Dans le film, Kachoudas devient un personnage à part entière, et les deux personnages ont plusieurs dialogues. Et le personnage de Kachoudas, campé par un formidable Charles Aznavour (dont on ne dira jamais assez à quel point c’était aussi un immense acteur), est manifestement créé en opposition à Labbé.
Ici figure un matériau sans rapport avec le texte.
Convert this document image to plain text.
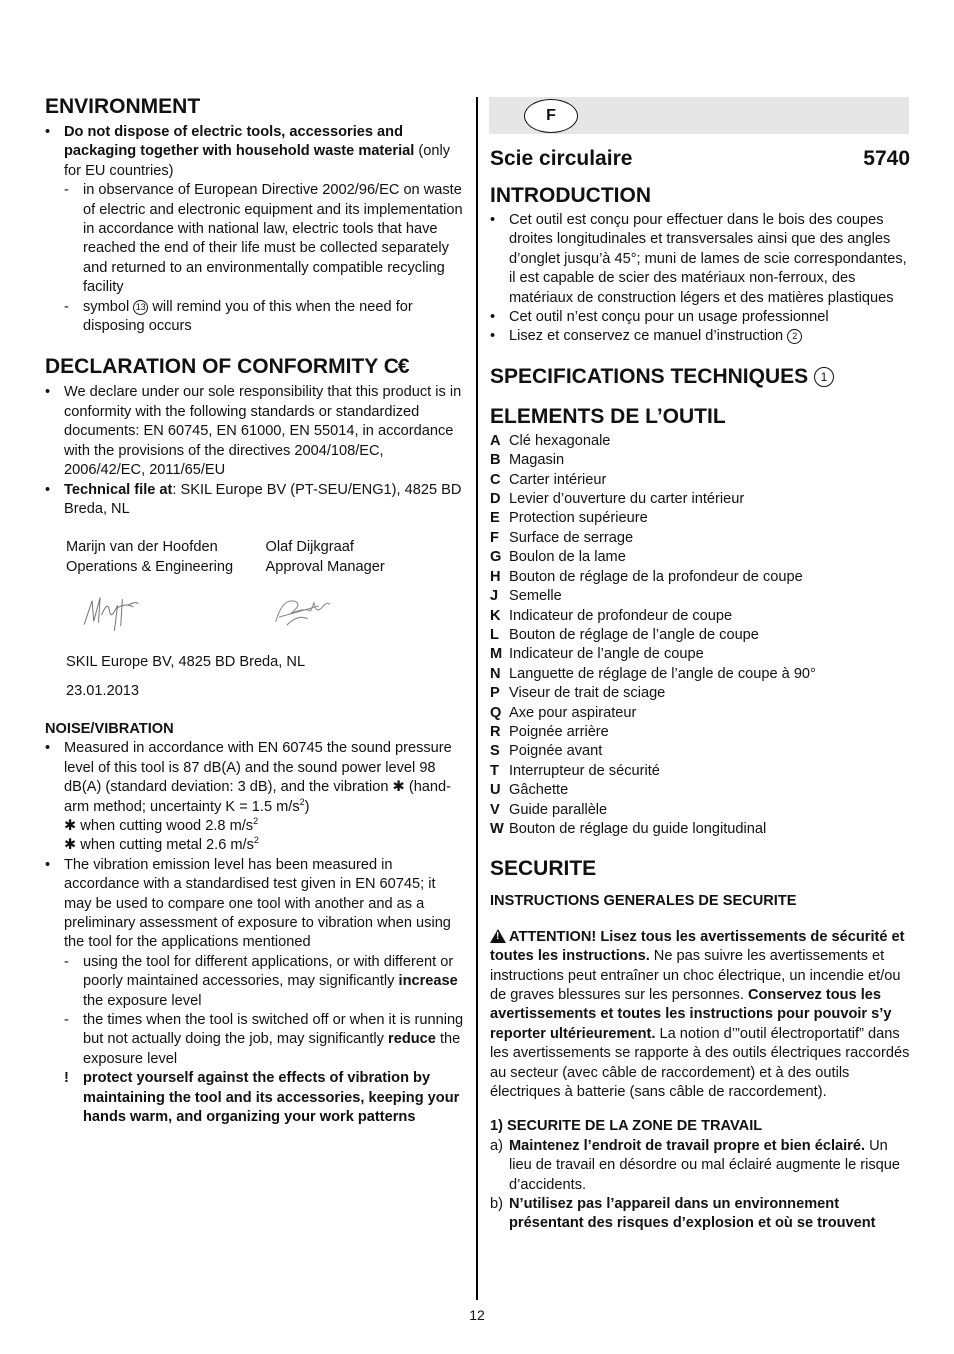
ENVIRONMENT
• Do not dispose of electric tools, accessories and packaging together with household waste material (only for EU countries)
- in observance of European Directive 2002/96/EC on waste of electric and electronic equipment and its implementation in accordance with national law, electric tools that have reached the end of their life must be collected separately and returned to an environmentally compatible recycling facility
- symbol 13 will remind you of this when the need for disposing occurs
DECLARATION OF CONFORMITY C€
• We declare under our sole responsibility that this product is in conformity with the following standards or standardized documents: EN 60745, EN 61000, EN 55014, in accordance with the provisions of the directives 2004/108/EC, 2006/42/EC, 2011/65/EU
• Technical file at: SKIL Europe BV (PT-SEU/ENG1), 4825 BD Breda, NL
Marijn van der Hoofden
Operations & Engineering
Olaf Dijkgraaf
Approval Manager
SKIL Europe BV, 4825 BD Breda, NL
23.01.2013
NOISE/VIBRATION
• Measured in accordance with EN 60745 the sound pressure level of this tool is 87 dB(A) and the sound power level 98 dB(A) (standard deviation: 3 dB), and the vibration ✱ (hand-arm method; uncertainty K = 1.5 $m/s^2$)
✱ when cutting wood 2.8 $m/s^2$
✱ when cutting metal 2.6 $m/s^2$
• The vibration emission level has been measured in accordance with a standardised test given in EN 60745; it may be used to compare one tool with another and as a preliminary assessment of exposure to vibration when using the tool for the applications mentioned
- using the tool for different applications, or with different or poorly maintained accessories, may significantly increase the exposure level
- the times when the tool is switched off or when it is running but not actually doing the job, may significantly reduce the exposure level
! protect yourself against the effects of vibration by maintaining the tool and its accessories, keeping your hands warm, and organizing your work patterns
F
Scie circulaire	5740
INTRODUCTION
• Cet outil est conçu pour effectuer dans le bois des coupes droites longitudinales et transversales ainsi que des angles d’onglet jusqu’à 45°; muni de lames de scie correspondantes, il est capable de scier des matériaux non-ferroux, des matériaux de construction légers et des matières plastiques
• Cet outil n’est conçu pour un usage professionnel
• Lisez et conservez ce manuel d’instruction 2
SPECIFICATIONS TECHNIQUES 1
ELEMENTS DE L’OUTIL
A Clé hexagonale
B Magasin
C Carter intérieur
D Levier d’ouverture du carter intérieur
E Protection supérieure
F Surface de serrage
G Boulon de la lame
H Bouton de réglage de la profondeur de coupe
J Semelle
K Indicateur de profondeur de coupe
L Bouton de réglage de l’angle de coupe
M Indicateur de l’angle de coupe
N Languette de réglage de l’angle de coupe à 90°
P Viseur de trait de sciage
Q Axe pour aspirateur
R Poignée arrière
S Poignée avant
T Interrupteur de sécurité
U Gâchette
V Guide parallèle
W Bouton de réglage du guide longitudinal
SECURITE
INSTRUCTIONS GENERALES DE SECURITE
!ATTENTION! Lisez tous les avertissements de sécurité et toutes les instructions. Ne pas suivre les avertissements et instructions peut entraîner un choc électrique, un incendie et/ou de graves blessures sur les personnes. Conservez tous les avertissements et toutes les instructions pour pouvoir s’y reporter ultérieurement. La notion d’”outil électroportatif” dans les avertissements se rapporte à des outils électriques raccordés au secteur (avec câble de raccordement) et à des outils électriques à batterie (sans câble de raccordement).
1) SECURITE DE LA ZONE DE TRAVAIL
a) Maintenez l’endroit de travail propre et bien éclairé. Un lieu de travail en désordre ou mal éclairé augmente le risque d’accidents.
b) N’utilisez pas l’appareil dans un environnement présentant des risques d’explosion et où se trouvent
12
En effet, le chapelier est un personnage droit, à la démarche rigide, là où le tailleur à une démarche complètement dégingandée. Labbé est toujours parfaitement et richement habillé, alors que les vêtements de Kachoudas sont dépareillés et rapiécés. L’aspect méprisant et hautain de Labbé contraste avec la grande humilité de Kachoudas. Même socialement, les deux personnages s’opposent : Labbé est un bon bourgeois parfaitement installé dans la meilleure société, quand Kachoudas est un homme isolé. Il suffit de voir comment le modeste tailleur est accueilli dans le café où se réunissent les bourgeois de la ville !
Cet aspect est important. Comme souvent, Claude Chabrol profite de cette histoire pour s’attaquer à la bourgeoisie de province. Labbé est l’exemple de ces bourgeois dont l’apparence respectable dissimule des saletés morales. Une bourgeoisie qui est ici attaquée à travers une de ses institutions indéboulonnables, le mariage.
En conclusion, Chabrol livre une adaptation remarquablement fidèle, tout en incorporant ses propres thématiques. Par son écriture, sa mise en scène d’une grande précision et la qualité de son interprétation, le film Les Fantômes du Chapelier fait partie des grandes oeuvres de Claude Chabrol.